Le diagnostic étiologique repose sur un faisceau d’arguments cliniques, biologiques et radiologiques qui
permettent de distinguer l’hypercorticisme lié à un adénome corticotrope (dénommé maladie ” de
Cushing), qui représente environ 2/3 des causes de syndromes de Cushing endogènes, d’une autre cause,
essentiellement adénome surrénalien ou sécrétion ectopique d’ACTH. Les moyens de ce diagnostic sont
donc développés dans la partie “ diagnostic différentiel ”.
4 - Hyperthyroïdie haute
L'adénome thyréotrope entraîne les mêmes signes que les autres causes de thyrotoxicose : tachycardie,
amaigrissement, hypersudation et thermophobie, diarrhée motrice, nervosité, fatigabilité. Il s'y associe
un goitre le plus souvent de volume modéré.
Les complications des hyperthyroïdies hautes sont les mêmes que celles des autres causes de
thyrotoxicose, essentiellement le risque de cardiothyréose.
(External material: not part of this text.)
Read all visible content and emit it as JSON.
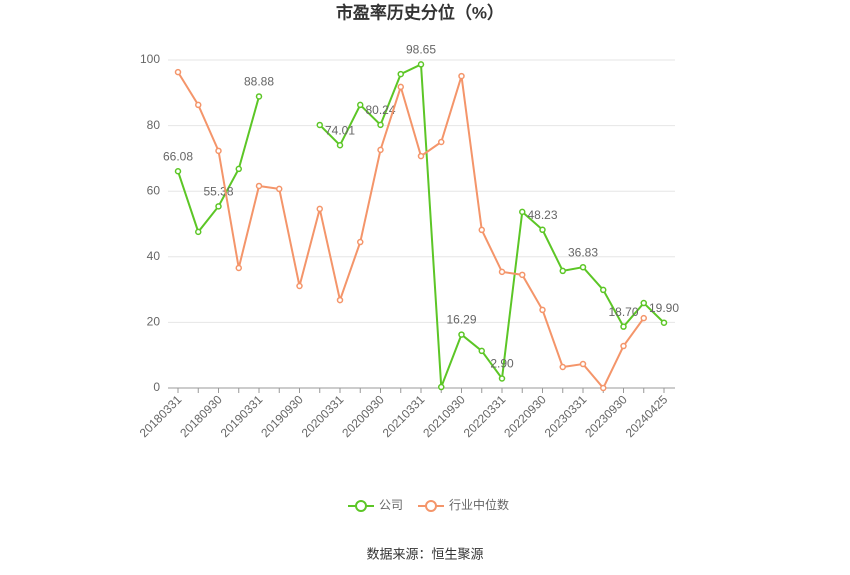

Le profil biologique typique est celui d’une élévation des fractions libres des hormones thyroïdiennes T3 et
T4, associée à un taux de TSH dans les limites de la normale (mais dans ce cas inapproprié au taux de T3
et T4) ou élevé, en général de façon modeste. La sous-unité alpha libre de la TSH est élevée, avec un
rapport molaire par rapport à la TSH supérieur à 1.
Syndromes d'hyposécrétion
1 - Déficit corticotrope
Cliniquement, asthénie croissante au cours de la journée, hypotension orthostatique, pâleur, anorexie ou
nausées sont les principaux symptômes. Une perte de pilosité sexuelle peut être observée chez la femme.
À la différence des insuffisances surrénales périphériques, il n'y a pas de mélanodermie, et du fait de la
préservation de la fonction minéralocorticoïde, il n'y a pas d'anomalie ionique en dehors d'une éventuelle
décompensation.
L’exploration hormonale montre un cortisol libre urinaire bas, une cortisolémie abaissée le matin, et des
mesures répétées pendant les 24 heures caractérisées par des taux bas de cortisol en regard de taux
d’ACTH bas ou “ normaux ” mais inappropriés. L’atténuation de la réponse d’ACTH et cortisol au cours
d’une hypoglycémie insulinique, ou encore lors d’un test à la métopirone (dosage du composé S), peut aider
à confirmer le diagnostic en cas de doute.
2 - Déficit gonadotrope
Au plan clinique, les troubles du cycle chez la femme, une dépilation chez l’homme (Fig 5), des troubles de
la fonction sexuelle et de la fertilité dans les deux sexes sont les conséquences de l’hypogonadisme par
atteinte lésionnelle des cellules gonadotropes.